Lancé en 2020 avec le soutien de la Banque mondiale, le projet ARCH (Assurance pour le renforcement du capital humain) vise à garantir une couverture médicale universelle aux plus démunis.

Le projet ARCH s’inscrit dans la vision du Programme d’Actions du Gouvernement (PAG 2021-2026) qui fait de la couverture sanitaire universelle une priorité nationale. Son objectif, améliorer l’accès équitable aux services de santé de qualité pour les populations les plus vulnérables, particulièrement les ménages vivant dans l’extrême pauvreté. De façon spécifique, ce projet ambitieux vise à améliorer la qualité des services de santé dans 500 formations sanitaires publiques (modernisation des infrastructures, équipement médical et formation du personnel soignant), à étendre l’Assurance maladie universelle (AMU) à 1,8 million de personnes supplémentaires, des indigents en l’occurrence, et à améliorer la gouvernance sanitaire à travers notamment la digitalisation des processus.

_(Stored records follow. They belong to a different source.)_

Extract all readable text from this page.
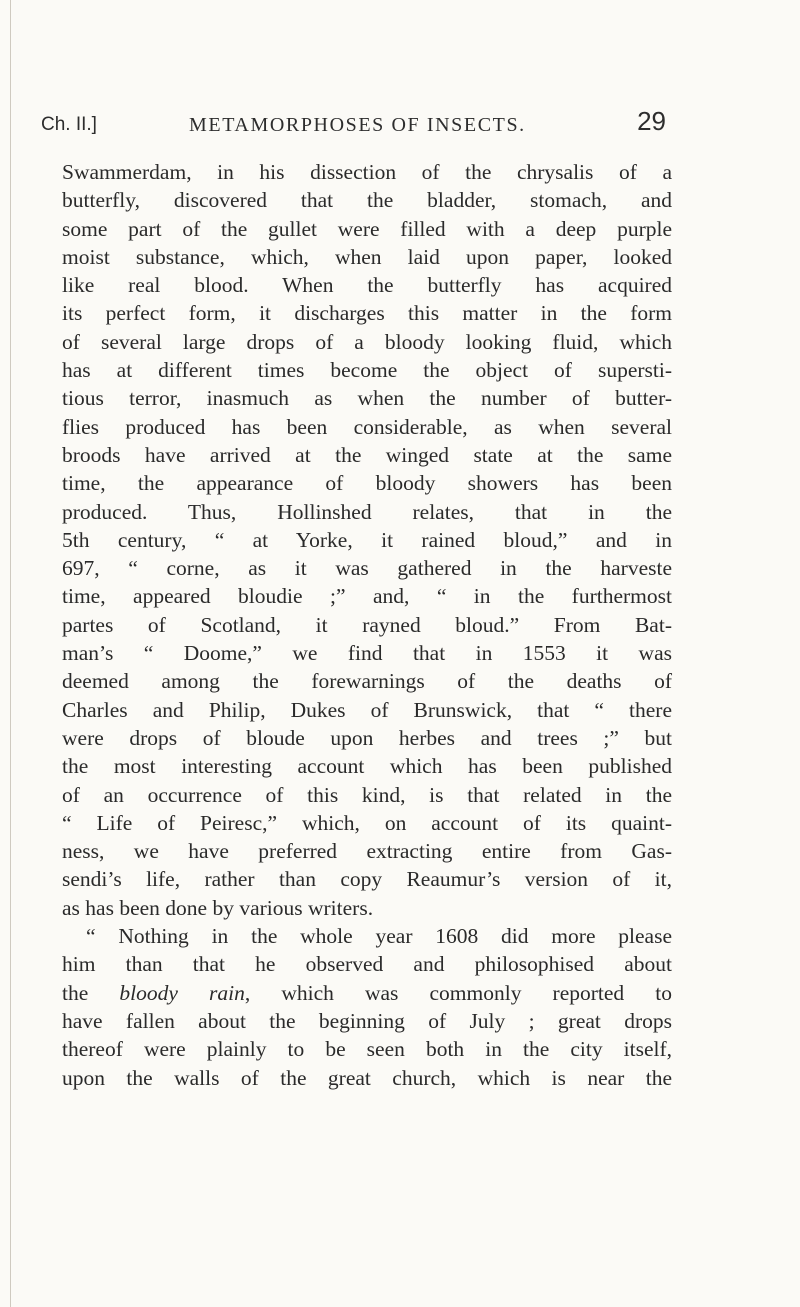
Ch. II.]	METAMORPHOSES OF INSECTS.	29
Swammerdam, in his dissection of the chrysalis of a
butterfly, discovered that the bladder, stomach, and
some part of the gullet were filled with a deep purple
moist substance, which, when laid upon paper, looked
like real blood. When the butterfly has acquired
its perfect form, it discharges this matter in the form
of several large drops of a bloody looking fluid, which
has at different times become the object of supersti-
tious terror, inasmuch as when the number of butter-
flies produced has been considerable, as when several
broods have arrived at the winged state at the same
time, the appearance of bloody showers has been
produced. Thus, Hollinshed relates, that in the
5th century, “ at Yorke, it rained bloud,” and in
697, “ corne, as it was gathered in the harveste
time, appeared bloudie ;” and, “ in the furthermost
partes of Scotland, it rayned bloud.” From Bat-
man’s “ Doome,” we find that in 1553 it was
deemed among the forewarnings of the deaths of
Charles and Philip, Dukes of Brunswick, that “ there
were drops of bloude upon herbes and trees ;” but
the most interesting account which has been published
of an occurrence of this kind, is that related in the
“ Life of Peiresc,” which, on account of its quaint-
ness, we have preferred extracting entire from Gas-
sendi’s life, rather than copy Reaumur’s version of it,
as has been done by various writers.
“ Nothing in the whole year 1608 did more please
him than that he observed and philosophised about
the bloody rain, which was commonly reported to
have fallen about the beginning of July ; great drops
thereof were plainly to be seen both in the city itself,
upon the walls of the great church, which is near the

Le projet ARCH cible prioritairement les ménages les plus pauvres, selon la méthodologie du registre social unifié développé par l’Agence nationale de protection sociale (ANPS). Selon les données publiées par cette Agence en 2023, quelque 850 000 ménages en situation d’extrême pauvreté sont pris en compte, soit environ 4,2 millions d’individus. Ces personnes ont un revenu journalier inférieur à 1,90 dollar américain, selon les standards de la Banque mondiale. Une attention particulière est accordée aux femmes enceintes et allaitantes, aux enfants de moins de cinq ans, aux personnes âgées de plus de 60 ans et aux personnes vivant avec un handicap.
Prise en charge intégrale des soins de santé primaires
Le projet ARCH couvre l’intégralité des soins de santé primaires, incluant les consultations médicales, les examens de laboratoire de base, les médicaments essentiels génériques, et les soins préventifs. Le paquet intègre aussi les soins obstétricaux et néonatals, ainsi que les consultations prénatales, les soins postnataux et la prise en charge des nouveau-nés. Cette couverture vise à réduire de 40 % la mortalité maternelle et infantile, précise-t-on. Le projet prend également en charge les interventions nutritionnelles spécifiques, notamment la supplémentation en micronutriments pour les femmes enceintes et les enfants, ainsi que les cas de malnutrition aigüe. Pour éviter la fraude, chaque bénéficiaire reçoit une carte d’assurance biométrique, délivrée par l’Agence nationale d’identification des personnes (ANIP), en collaboration avec l’Agence nationale de l’assurance maladie (ANAM).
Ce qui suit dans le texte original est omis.